July 6: Canada (CA): Swine flu fears spur Canada to stock up on ventilators


source: Critical ventilators to help Canada cope with the swine flu outbreak are being ordered by the federal government amid dire warnings about the severity of this fall’s flu season.

As the pandemic spreads globally, Canadian public health findings show – for unknown reasons – that victims here have been younger and sicker, and have required more ventilators than most other countries, including the United States.

For years, medical experts have been worried about the small number of intensive care nurses who would be available to treat patients during an influenza pandemic. But the first wave of the H1N1 virus, which killed 29 people in Canada and sent 663 to hospital as of Friday, has exposed another shortfall in national pandemic planning: the number of ventilator machines.

One young man arrived at the Mount Sinai Hospital in Toronto more than a month ago with symptoms of the disease, which was subsequently confirmed. He was put on an oscillatory ventilator – a measure that is used only rarely for patients with a standard type of influenza. Four weeks later, he was still hooked up to the machine.
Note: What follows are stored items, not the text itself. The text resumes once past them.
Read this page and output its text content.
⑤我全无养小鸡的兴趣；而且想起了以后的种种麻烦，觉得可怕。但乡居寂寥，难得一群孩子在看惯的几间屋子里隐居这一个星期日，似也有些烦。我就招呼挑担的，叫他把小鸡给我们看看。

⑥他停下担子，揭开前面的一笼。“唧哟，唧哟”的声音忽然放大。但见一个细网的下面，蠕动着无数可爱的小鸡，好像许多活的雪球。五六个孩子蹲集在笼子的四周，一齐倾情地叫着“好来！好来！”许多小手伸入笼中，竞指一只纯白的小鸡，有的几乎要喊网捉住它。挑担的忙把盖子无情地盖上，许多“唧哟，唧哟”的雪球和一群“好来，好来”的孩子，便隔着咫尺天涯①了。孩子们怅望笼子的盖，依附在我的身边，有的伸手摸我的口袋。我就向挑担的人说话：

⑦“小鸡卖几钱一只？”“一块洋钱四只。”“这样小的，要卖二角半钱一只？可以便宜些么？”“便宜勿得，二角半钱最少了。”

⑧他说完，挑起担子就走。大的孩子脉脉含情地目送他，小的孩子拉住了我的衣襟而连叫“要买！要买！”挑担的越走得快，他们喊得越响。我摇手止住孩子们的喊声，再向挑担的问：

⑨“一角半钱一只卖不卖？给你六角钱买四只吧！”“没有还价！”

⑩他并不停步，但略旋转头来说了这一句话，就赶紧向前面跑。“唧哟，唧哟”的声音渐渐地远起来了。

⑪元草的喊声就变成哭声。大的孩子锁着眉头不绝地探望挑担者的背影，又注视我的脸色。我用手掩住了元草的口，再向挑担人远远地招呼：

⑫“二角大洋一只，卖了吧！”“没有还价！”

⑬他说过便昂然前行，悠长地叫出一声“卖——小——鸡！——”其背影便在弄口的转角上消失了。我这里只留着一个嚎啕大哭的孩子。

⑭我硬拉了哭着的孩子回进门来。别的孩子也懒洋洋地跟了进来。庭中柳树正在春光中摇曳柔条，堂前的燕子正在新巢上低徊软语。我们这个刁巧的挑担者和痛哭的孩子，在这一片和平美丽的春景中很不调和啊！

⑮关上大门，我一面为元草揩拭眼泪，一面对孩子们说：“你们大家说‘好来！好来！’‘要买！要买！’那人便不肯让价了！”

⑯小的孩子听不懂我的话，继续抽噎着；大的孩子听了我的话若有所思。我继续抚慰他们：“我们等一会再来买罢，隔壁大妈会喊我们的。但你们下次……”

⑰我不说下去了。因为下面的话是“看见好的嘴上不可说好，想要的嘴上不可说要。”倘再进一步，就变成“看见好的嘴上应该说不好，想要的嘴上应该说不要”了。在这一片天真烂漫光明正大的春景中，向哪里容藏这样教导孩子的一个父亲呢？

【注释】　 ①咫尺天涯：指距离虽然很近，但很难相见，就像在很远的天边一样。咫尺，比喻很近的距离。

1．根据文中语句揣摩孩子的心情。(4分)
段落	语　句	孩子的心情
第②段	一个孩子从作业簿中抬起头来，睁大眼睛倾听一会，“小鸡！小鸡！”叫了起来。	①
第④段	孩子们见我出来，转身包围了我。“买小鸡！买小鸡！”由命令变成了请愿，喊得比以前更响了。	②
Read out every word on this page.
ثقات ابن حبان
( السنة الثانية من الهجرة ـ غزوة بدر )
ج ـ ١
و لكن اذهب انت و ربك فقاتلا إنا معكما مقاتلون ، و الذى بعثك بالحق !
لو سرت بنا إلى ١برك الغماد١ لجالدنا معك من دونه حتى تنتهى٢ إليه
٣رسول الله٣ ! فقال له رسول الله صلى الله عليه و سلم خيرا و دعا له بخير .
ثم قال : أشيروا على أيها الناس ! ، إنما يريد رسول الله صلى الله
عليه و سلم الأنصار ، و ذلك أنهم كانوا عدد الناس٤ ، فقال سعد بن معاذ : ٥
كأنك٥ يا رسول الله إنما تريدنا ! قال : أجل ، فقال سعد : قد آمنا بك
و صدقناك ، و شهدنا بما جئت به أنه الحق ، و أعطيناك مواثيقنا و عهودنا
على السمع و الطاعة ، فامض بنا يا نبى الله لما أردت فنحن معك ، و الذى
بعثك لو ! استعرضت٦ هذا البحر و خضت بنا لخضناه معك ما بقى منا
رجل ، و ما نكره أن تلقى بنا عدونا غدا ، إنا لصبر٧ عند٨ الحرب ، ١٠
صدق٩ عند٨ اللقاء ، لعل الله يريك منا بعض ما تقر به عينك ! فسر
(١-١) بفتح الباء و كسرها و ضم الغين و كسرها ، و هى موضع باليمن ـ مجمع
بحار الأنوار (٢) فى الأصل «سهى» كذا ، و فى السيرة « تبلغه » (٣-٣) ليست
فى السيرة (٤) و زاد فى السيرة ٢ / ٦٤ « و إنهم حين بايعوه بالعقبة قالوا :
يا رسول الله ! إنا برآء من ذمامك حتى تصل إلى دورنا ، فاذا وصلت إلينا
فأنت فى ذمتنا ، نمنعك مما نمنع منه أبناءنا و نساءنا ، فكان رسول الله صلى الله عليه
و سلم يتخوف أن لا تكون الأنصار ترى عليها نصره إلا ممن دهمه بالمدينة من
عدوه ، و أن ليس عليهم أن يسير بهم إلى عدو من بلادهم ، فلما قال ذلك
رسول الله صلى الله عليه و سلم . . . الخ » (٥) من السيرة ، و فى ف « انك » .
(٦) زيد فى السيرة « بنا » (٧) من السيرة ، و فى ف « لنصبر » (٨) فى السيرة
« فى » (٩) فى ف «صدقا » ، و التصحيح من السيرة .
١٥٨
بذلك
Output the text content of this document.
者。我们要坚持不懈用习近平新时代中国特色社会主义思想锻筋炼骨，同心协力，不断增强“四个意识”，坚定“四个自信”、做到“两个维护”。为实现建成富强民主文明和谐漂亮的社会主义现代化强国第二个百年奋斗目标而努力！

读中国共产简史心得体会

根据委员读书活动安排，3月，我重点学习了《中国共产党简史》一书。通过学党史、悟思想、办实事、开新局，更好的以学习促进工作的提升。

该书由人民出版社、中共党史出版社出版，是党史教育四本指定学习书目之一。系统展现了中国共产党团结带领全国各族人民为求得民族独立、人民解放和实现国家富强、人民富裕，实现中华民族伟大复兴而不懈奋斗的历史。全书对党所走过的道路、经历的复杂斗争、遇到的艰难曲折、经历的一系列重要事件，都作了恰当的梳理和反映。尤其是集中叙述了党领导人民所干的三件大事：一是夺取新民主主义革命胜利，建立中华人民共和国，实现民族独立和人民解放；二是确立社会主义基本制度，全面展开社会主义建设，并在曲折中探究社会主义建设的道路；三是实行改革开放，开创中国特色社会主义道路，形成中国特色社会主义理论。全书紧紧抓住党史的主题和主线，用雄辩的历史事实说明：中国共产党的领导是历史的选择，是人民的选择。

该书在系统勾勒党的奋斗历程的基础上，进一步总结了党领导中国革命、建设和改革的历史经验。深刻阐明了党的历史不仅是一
“It appears that there is a sub-population of relatively young people who very rapidly develop severe illness with this virus. And they are not a large number, but they require very intensive ventilatory support with new advanced ventilators,” said Allison McGeer, an expert in infectious disease at Mount Sinai.

“We have very few oscillatory ventilators. We generally don’t need them very often and usually it’s for a very short period of time. So these young people are requiring a disproportionate amount of time on ventilators that we have very small numbers of.”